La rage internationale au Moyen-Orient, un peu même l’corollaire annonce, a des conséquences sur l’rente des collectivités locales. Ainsi, Christophe Rivenq, dirigeant d’Alès Agglo a présenté lorsque du conseiller d’agglo, ce mercredi, le gain d’changement pécuniaire, en vue du congrès et du élection des percepteur qui doit soutenir le traitement hominien.
“La croissance mondiale n’est pas au rendez-vous. Dans la zone Euro, les prévisions ont été revues à la baisse, expose Christophe Rivenq, toujours à l’aise avec les données financières et les éléments techniques. Pour la France on devrait être autour d’1 % de croissance. Avec 152 mlds d’€ de déficit public, la marge de manœuvre du gouvernement se réduit.”
Un plan convaincu croissance des dépenses et abattement des dotations
La loi de percepteur votée en février va empressé des répercussions sur les intercommunalités. Le dirigeant d’Alès Agglo fustige une tendance à l’emporte-pièce : “Ce n’est pas nous, collectivités locales qui générons du déficit. Si tout était géré comme nous le faisons, ça marcherait mieux. On va encore nous imposer un nouveau tour de vis avec 5 M€ versés dans les dépenses et qui repartent vers l’État. Dans le même temps, nos dotations, comme celles liées à la taxe professionnelle, baissent de 30 % et ne tiennent pas compte de la hausse de l’inflation. Les intercommunalités sont les grandes perdantes de la loi de finances.”

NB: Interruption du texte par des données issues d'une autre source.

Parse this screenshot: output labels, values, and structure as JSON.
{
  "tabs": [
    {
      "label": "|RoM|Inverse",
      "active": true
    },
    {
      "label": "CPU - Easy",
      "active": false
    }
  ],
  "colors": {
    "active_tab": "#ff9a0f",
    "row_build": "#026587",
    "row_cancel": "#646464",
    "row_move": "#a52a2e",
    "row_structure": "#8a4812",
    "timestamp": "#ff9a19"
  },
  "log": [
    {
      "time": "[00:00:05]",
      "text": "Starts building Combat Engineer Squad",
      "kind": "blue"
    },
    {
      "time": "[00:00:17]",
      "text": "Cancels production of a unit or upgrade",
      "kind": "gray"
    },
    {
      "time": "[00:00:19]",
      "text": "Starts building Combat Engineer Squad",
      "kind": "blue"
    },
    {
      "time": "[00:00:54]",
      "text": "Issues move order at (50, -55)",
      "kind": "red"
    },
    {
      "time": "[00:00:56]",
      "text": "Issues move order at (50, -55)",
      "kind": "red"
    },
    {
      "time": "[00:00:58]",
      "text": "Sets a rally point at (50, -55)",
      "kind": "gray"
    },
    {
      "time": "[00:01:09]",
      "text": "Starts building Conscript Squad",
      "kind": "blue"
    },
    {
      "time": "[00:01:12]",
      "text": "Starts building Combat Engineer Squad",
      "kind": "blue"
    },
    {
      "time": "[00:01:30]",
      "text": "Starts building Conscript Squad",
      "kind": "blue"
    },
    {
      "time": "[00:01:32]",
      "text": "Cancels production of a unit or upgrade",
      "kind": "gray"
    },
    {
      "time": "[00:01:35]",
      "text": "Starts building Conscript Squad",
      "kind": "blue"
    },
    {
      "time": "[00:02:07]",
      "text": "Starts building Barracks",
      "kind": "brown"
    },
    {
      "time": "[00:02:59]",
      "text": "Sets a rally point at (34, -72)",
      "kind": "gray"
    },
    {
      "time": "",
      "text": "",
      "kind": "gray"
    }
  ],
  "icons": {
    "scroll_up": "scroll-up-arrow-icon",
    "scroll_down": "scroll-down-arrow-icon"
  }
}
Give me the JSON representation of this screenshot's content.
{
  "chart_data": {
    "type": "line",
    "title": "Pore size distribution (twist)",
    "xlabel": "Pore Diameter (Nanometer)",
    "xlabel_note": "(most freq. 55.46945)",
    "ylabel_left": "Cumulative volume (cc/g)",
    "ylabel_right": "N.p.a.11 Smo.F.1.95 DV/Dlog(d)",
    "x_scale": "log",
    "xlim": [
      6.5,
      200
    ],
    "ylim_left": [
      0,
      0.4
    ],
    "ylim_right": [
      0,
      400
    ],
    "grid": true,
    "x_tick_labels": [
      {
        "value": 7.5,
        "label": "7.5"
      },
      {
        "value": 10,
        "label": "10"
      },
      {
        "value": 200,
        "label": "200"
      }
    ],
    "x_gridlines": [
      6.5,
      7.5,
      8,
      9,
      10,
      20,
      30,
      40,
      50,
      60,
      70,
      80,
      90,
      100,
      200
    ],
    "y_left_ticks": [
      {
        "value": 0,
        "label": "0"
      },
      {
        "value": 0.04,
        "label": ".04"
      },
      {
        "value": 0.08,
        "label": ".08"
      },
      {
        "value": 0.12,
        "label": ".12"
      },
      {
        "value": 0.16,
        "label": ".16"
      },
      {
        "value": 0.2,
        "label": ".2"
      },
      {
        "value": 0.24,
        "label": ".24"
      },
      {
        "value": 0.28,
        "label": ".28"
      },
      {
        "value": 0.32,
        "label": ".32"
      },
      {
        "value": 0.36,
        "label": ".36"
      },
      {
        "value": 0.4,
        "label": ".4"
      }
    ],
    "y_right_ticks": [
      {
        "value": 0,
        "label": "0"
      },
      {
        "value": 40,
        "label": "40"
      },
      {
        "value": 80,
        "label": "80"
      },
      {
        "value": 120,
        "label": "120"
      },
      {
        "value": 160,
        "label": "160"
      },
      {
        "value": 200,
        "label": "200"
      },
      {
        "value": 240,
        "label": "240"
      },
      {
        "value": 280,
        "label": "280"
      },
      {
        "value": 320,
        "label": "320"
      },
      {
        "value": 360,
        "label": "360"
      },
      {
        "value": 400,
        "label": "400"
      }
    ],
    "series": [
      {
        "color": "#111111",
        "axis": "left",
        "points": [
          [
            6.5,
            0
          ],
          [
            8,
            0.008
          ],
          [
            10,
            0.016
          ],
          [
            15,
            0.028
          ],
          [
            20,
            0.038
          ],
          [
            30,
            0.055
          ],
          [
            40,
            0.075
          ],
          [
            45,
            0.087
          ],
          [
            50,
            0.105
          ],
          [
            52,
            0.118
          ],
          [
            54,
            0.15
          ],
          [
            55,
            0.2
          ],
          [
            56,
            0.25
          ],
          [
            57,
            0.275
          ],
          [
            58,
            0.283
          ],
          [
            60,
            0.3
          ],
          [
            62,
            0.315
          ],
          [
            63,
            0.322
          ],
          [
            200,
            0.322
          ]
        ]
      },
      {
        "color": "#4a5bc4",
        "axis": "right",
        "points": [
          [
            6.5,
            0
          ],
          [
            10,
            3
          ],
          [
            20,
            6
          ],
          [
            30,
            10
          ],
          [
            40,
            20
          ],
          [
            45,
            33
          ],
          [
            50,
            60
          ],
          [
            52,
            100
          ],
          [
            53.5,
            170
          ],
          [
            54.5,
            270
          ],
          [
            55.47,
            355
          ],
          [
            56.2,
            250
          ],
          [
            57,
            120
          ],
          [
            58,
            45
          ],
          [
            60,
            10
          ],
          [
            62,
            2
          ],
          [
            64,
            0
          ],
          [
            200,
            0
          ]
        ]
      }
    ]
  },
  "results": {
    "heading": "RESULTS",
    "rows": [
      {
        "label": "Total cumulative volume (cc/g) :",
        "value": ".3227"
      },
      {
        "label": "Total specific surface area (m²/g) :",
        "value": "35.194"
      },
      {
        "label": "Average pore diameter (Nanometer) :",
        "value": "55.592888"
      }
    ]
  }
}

Dans le même siècle, les dépenses augmentent. “Nous allons avoir près 1,8 M€ de dépenses obligatoires supplémentaires. Mais notre dette est contenue.” Avec 440 € par ressortissant, la charge de l’agglo est chez la morphologie des collectivités de sa couche. “Nos recettes sont en baisse. On risque de finir à – 0,4 M€. On perd de la capacité d’investissement et on arrive à la limite. On ne peut pas descendre à moins de 3 M€ d’épargne. Tout l’enjeu consiste à trouver ces 3 M€ nécessaires à boucler le budget. C’est simple : soit on fait des économies, soit on trouve des recettes supplémentaires.”